Greg Goodman, Group Chief Executive Officer of Goodman Group, says that by creating a partnership with the parent company and Mercer, the NZ-listed GMT can release capital and reduce debt. “GMT’s strategy in forming this partnership mirrors what Goodman Group is doing globally. There’s plenty of liquidity and capital partners, so our companies don’t have to rely heavily on leverage.”
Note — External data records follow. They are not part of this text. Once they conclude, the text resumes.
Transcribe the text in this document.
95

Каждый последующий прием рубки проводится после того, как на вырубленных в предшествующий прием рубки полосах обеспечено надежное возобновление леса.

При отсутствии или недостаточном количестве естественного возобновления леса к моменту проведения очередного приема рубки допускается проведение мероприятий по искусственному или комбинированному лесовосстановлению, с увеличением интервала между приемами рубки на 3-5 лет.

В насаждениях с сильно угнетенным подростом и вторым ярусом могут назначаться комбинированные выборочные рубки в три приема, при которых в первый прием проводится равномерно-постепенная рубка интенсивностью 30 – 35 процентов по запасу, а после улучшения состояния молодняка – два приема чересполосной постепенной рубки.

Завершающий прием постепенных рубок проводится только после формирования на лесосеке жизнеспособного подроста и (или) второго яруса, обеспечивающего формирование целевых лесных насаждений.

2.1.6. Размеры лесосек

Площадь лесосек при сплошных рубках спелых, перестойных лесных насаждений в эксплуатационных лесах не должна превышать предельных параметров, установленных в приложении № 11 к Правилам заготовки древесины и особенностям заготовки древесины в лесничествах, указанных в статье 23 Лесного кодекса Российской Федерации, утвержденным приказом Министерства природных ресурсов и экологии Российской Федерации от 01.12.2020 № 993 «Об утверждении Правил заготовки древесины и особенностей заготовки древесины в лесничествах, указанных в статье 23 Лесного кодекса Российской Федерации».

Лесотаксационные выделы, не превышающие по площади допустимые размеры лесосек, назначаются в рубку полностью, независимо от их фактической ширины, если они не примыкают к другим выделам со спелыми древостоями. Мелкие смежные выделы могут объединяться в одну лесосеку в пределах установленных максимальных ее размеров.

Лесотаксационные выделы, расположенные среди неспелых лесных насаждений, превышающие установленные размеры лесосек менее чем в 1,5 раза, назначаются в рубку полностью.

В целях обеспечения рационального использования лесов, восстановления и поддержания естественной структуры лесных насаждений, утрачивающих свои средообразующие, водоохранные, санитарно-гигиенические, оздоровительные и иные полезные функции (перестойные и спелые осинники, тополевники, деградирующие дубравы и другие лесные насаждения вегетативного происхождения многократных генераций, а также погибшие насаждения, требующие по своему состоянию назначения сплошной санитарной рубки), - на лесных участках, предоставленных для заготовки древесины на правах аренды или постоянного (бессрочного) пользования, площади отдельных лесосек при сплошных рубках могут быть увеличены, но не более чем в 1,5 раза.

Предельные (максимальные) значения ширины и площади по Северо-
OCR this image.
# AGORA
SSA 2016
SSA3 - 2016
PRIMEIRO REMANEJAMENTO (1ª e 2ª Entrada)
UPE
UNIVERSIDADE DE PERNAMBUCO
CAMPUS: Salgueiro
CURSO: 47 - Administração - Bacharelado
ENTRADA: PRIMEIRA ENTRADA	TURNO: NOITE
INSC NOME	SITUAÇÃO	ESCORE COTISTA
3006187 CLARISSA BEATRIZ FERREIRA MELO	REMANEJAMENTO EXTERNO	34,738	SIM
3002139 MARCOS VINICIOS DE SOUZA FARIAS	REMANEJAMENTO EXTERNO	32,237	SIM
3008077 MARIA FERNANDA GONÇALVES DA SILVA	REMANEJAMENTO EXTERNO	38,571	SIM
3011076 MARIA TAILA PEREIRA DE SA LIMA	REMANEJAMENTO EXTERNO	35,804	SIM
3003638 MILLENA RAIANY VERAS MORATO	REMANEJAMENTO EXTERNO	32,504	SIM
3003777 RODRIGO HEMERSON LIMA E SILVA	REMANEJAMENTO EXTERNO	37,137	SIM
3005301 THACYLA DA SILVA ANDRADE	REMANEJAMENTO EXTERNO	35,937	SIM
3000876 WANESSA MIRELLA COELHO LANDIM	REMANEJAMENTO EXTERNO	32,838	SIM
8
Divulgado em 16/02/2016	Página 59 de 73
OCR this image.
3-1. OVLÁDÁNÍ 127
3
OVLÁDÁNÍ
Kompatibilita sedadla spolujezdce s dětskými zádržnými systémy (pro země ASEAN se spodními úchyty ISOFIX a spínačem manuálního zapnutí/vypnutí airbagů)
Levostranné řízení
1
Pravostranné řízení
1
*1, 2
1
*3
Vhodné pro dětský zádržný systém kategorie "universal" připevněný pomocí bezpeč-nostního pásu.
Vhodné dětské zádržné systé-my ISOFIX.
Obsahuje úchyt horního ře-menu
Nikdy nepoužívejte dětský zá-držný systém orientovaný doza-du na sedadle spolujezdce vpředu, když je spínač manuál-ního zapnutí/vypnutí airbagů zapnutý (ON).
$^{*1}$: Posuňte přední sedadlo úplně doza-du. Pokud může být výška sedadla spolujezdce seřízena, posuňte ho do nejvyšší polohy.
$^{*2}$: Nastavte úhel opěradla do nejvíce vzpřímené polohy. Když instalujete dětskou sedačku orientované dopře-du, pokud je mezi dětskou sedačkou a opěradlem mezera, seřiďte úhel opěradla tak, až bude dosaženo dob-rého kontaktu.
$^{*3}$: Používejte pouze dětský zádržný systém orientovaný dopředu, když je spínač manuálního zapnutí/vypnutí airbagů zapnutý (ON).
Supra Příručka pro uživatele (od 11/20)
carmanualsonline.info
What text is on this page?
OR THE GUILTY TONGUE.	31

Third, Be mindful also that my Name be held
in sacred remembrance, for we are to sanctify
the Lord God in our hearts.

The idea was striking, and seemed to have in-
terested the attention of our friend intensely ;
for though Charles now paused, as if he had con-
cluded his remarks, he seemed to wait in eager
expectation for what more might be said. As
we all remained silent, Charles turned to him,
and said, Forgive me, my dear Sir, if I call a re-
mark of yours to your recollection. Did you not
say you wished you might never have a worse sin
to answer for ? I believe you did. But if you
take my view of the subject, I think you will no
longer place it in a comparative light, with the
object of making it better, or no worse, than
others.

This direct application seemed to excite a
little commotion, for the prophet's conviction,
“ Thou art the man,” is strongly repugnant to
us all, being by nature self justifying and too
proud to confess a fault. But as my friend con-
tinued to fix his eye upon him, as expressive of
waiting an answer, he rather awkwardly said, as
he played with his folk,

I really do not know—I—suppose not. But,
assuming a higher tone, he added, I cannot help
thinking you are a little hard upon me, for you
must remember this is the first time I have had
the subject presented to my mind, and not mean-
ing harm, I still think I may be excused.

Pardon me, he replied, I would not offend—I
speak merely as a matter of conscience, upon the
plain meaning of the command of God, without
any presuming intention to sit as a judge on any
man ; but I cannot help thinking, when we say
Mercer has similarly forged partnerships with property groups such as Charter Hall, Dexus and Investa.

“We’ve bought five shopping centres in Sydney over the past decade at well below replacement cost, at a time when retail was out of fashion with investors.  These shopping centres focus on non-discretionary convenience retail and have delivered  double-digit performance for our funds, despite the COVID lockdowns and increase in online retail,” Brown says.

Mercer NZ continues to look for opportunities in both real estate and infrastructure in New Zealand.

“In Australia, post-COVID, we have seen a withdrawal of capital presenting opportunities to invest in the highest-quality assets in the market opportunities that only present once in a cycle,” he says.

“In the wake of the pandemic and higher interest rates, many foreign investors in infrastructure and real estate pulled back to focus on their home markets. It’s taken them quite some time to start looking offshore again.”

Meanwhile, listed investors have largely stayed out of the market due to unfavourable equity raising conditions. “We think that’s created some very good opportunities to step in,” Brown adds.

Constraints in NZ Real Asset Market

Being a small market, New Zealand also faces unique constraints. There is limited appetite or capacity to buy large assets, which are taking longer to sell. For instance, a 49 per cent stake in five Westfield shopping centres in Auckland and Christchurch, valued at over NZ$2 billion, has been on the market since March 2024, after Singapore’s GIC decided to divest its interest. GIC originally purchased the stake for A$930 million in 2014. The remaining 51 per cent is owned by Scentre Group.

Until KiwiSaver funds and local institutional capital pools grow and they can form partnerships, it will remain challenging to secure large assets outright, Brown believes. He points to the recent partnership between Brookfield Asset Management and local iwi business, Tainui Group Holdings, to develop the NZ$1 billion Ruakura inland port and logistics hub in Hamilton.

“This highlights the opportunity to pool capital and allow local investors to partner with global expertise to develop large scale world-class assets,” he says.

Other opportunities are also emerging as the government increasingly embraces joint ventures with the private sector to fund New Zealand’s “infrastructure deficit” and tackle the housing shortage.

“Community foundations have a mandate to do good in their local regions. They can’t always achieve that through donations alone, so they’re increasingly looking to invest locally, for example into affordable housing for key workers. It’s still very early days; the conversations are just starting at a low level. But there’s definitely a desire to scale up in that space.”